Olivier Malnuit danone

Ou comment une petite contribution journalistique a pu faire basculer le jugement sur l’affaire Jeboycottedanone.com.

À l’époque des faits, je venais d’être embauché en CDI par Technikart pour m’occuper de la rubrique Culture Clash. Mon recrutement en janvier 2001, ainsi que celui de  Nicolas Santolaria, avait été rendu possible par la manne d’argent frais injectée par des investisseurs dans le site internet Technikart.com. Pour diriger la rédaction de ce qu’on appelait « le point com’ », Olivier Malnuit s’était installé dans une sorte de vitrine en verre au milieu de l’immense appartement du Passage du Cheval Blanc à la Bastille. Avec ses deux webmasters et les assistantes/journalistes Sophia et Sabrina, le site se développait joyeusement, les audiences progressaient. Je me souviens encore du jour où le site a franchi le million de pages vues par mois. Nous avions fêté l’évènement à la brasserie La Fabrique où Olivier avait fait ouvrir un compte.

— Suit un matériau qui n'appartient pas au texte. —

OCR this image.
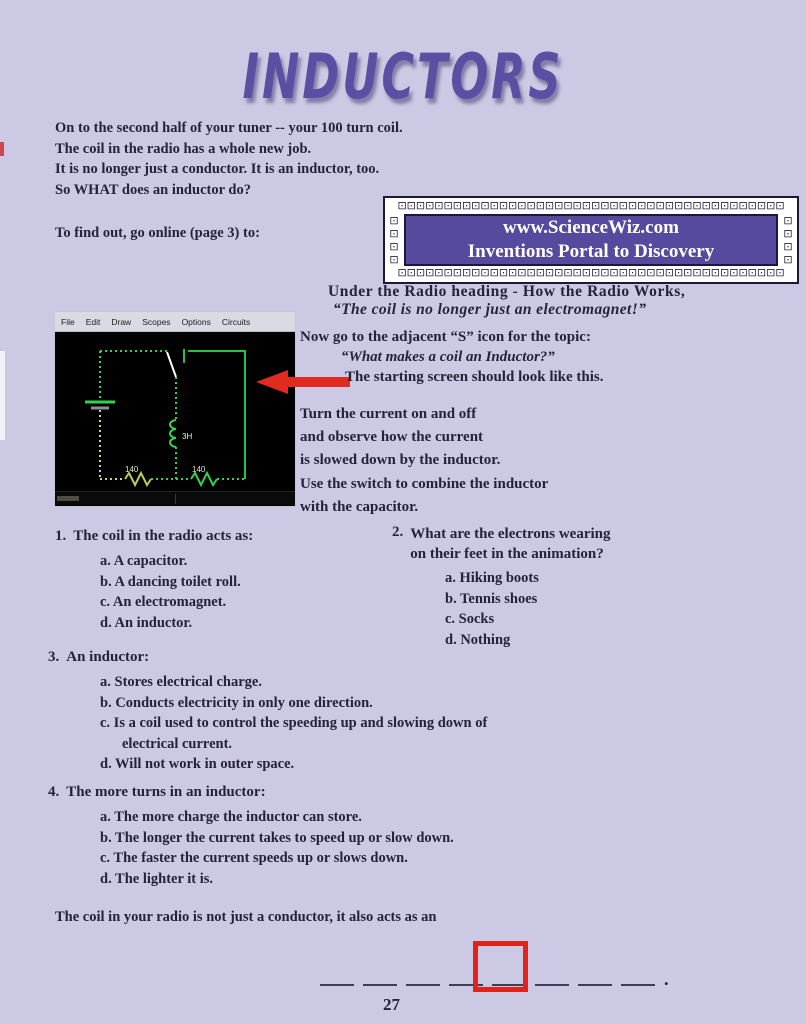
INDUCTORS
On to the second half of your tuner -- your 100 turn coil.
The coil in the radio has a whole new job.
It is no longer just a conductor. It is an inductor, too.
So WHAT does an inductor do?
To find out, go online (page 3) to:
⊡⊡⊡⊡⊡⊡⊡⊡⊡⊡⊡⊡⊡⊡⊡⊡⊡⊡⊡⊡⊡⊡⊡⊡⊡⊡⊡⊡⊡⊡⊡⊡⊡⊡⊡⊡⊡⊡⊡⊡⊡⊡ ⊡
⊡
⊡
⊡	www.ScienceWiz.com
Inventions Portal to Discovery
⊡
⊡
⊡
⊡
⊡⊡⊡⊡⊡⊡⊡⊡⊡⊡⊡⊡⊡⊡⊡⊡⊡⊡⊡⊡⊡⊡⊡⊡⊡⊡⊡⊡⊡⊡⊡⊡⊡⊡⊡⊡⊡⊡⊡⊡⊡⊡
Under the Radio heading - How the Radio Works,
“The coil is no longer just an electromagnet!”
File Edit Draw Scopes Options Circuits
3H
140	140
Now go to the adjacent “S” icon for the topic:
“What makes a coil an Inductor?”
The starting screen should look like this.
Turn the current on and off
and observe how the current
is slowed down by the inductor.
Use the switch to combine the inductor
with the capacitor.
1. The coil in the radio acts as:
a. A capacitor.
b. A dancing toilet roll.
c. An electromagnet.
d. An inductor.
2. What are the electrons wearing
on their feet in the animation?
a. Hiking boots
b. Tennis shoes
c. Socks
d. Nothing
3. An inductor:
a. Stores electrical charge.
b. Conducts electricity in only one direction.
c. Is a coil used to control the speeding up and slowing down of electrical current.
d. Will not work in outer space.
4. The more turns in an inductor:
a. The more charge the inductor can store.
b. The longer the current takes to speed up or slow down.
c. The faster the current speeds up or slows down.
d. The lighter it is.
The coil in your radio is not just a conductor, it also acts as an
.
27
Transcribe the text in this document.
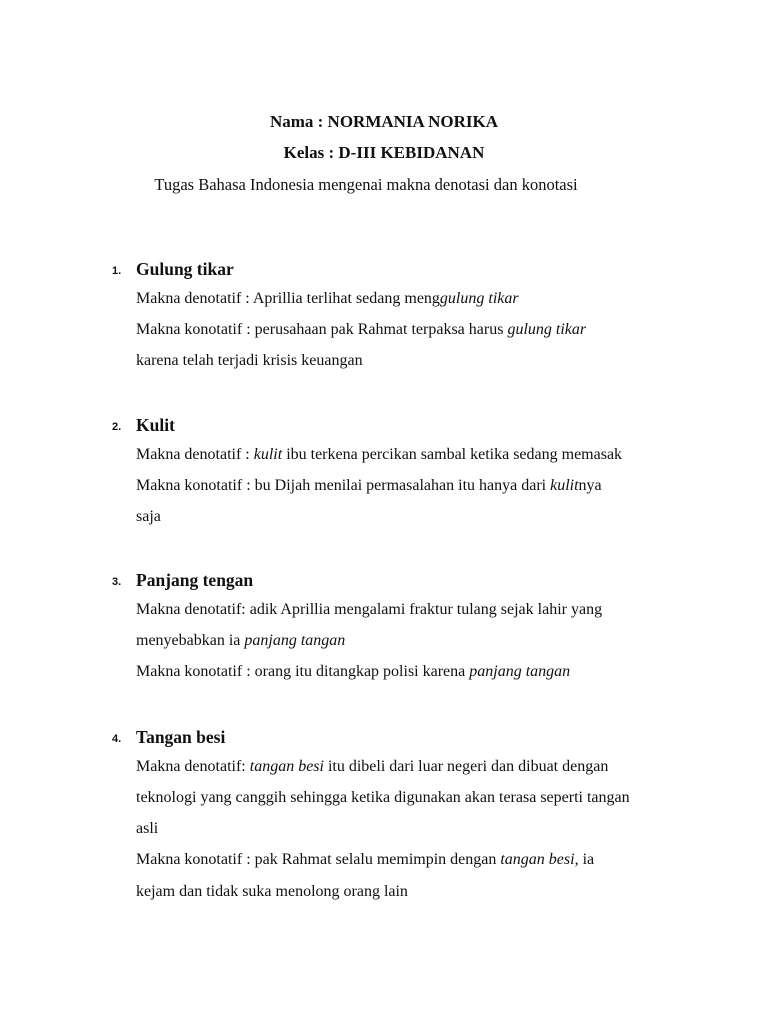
Nama : NORMANIA NORIKA
Kelas : D-III KEBIDANAN
Tugas Bahasa Indonesia mengenai makna denotasi dan konotasi
1. Gulung tikar
Makna denotatif : Aprillia terlihat sedang menggulung tikar
Makna konotatif : perusahaan pak Rahmat terpaksa harus gulung tikar
karena telah terjadi krisis keuangan
2. Kulit
Makna denotatif : kulit ibu terkena percikan sambal ketika sedang memasak
Makna konotatif : bu Dijah menilai permasalahan itu hanya dari kulitnya
saja
3. Panjang tengan
Makna denotatif: adik Aprillia mengalami fraktur tulang sejak lahir yang
menyebabkan ia panjang tangan
Makna konotatif : orang itu ditangkap polisi karena panjang tangan
4. Tangan besi
Makna denotatif: tangan besi itu dibeli dari luar negeri dan dibuat dengan
teknologi yang canggih sehingga ketika digunakan akan terasa seperti tangan
asli
Makna konotatif : pak Rahmat selalu memimpin dengan tangan besi, ia
kejam dan tidak suka menolong orang lain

C’est dans cette ambiance euphorique de start-up foutraque qu’est tombée fin mars 2001 la nouvelle de la fermeture des usines LU de Calais et d’Evry, imposée par le groupe Danone. Du jour au lendemain, Olivier, qui se comportait en patron à la tête de sa petite entreprise, s’est soudainement pris de passion pour les 270 ouvriers en grève dans l’usine Normande. Il était outré par le sort qui leur était réservé. Le fait qu’un des webmaster de Technilkart.com ait été proche du réseau Voltaire de Thierry Meyssan a sans doute contribué à attiser les braises de la colère d’Olivier. Mais surtout, depuis l’apparition d’internet, et de surcroit la création du site de Technikart, Olivier avait tout compris au pouvoir de ce nouveau média. Il souhaitait s’en servir pour défendre la cause des salariés gréviste laissés pour compte, et alerter l’opinion. À l’époque il n’y avait pas encore Facebook, ni Twitter… En 2001, Internet ne concernait que quelques entrepreneurs fils-à-papa, qui avaient découvert le net lors de stages aux Etats-Unis, et les courriels passaient toujours par AOL, Caramail ou club-internet (Gmail date de 2004  !). Alors quand le réd-chef d’un site d’info pop culture et sociétal émanant d’un magazine underground crée un site engagé dans un combat social, avec pour emblème une grosse tête émergeant d’une baignoire de yaourt et un logo détourné (le fameux Jeboycottedanone.com). Avec le slogan « les hommes ne sont pas des yaourts », les ouvriers licenciés ont refait parlé d’eux dans la presse et à la télé. Olivier avait gagné. Les petits LU n’étaient plus seul dans leur malheur.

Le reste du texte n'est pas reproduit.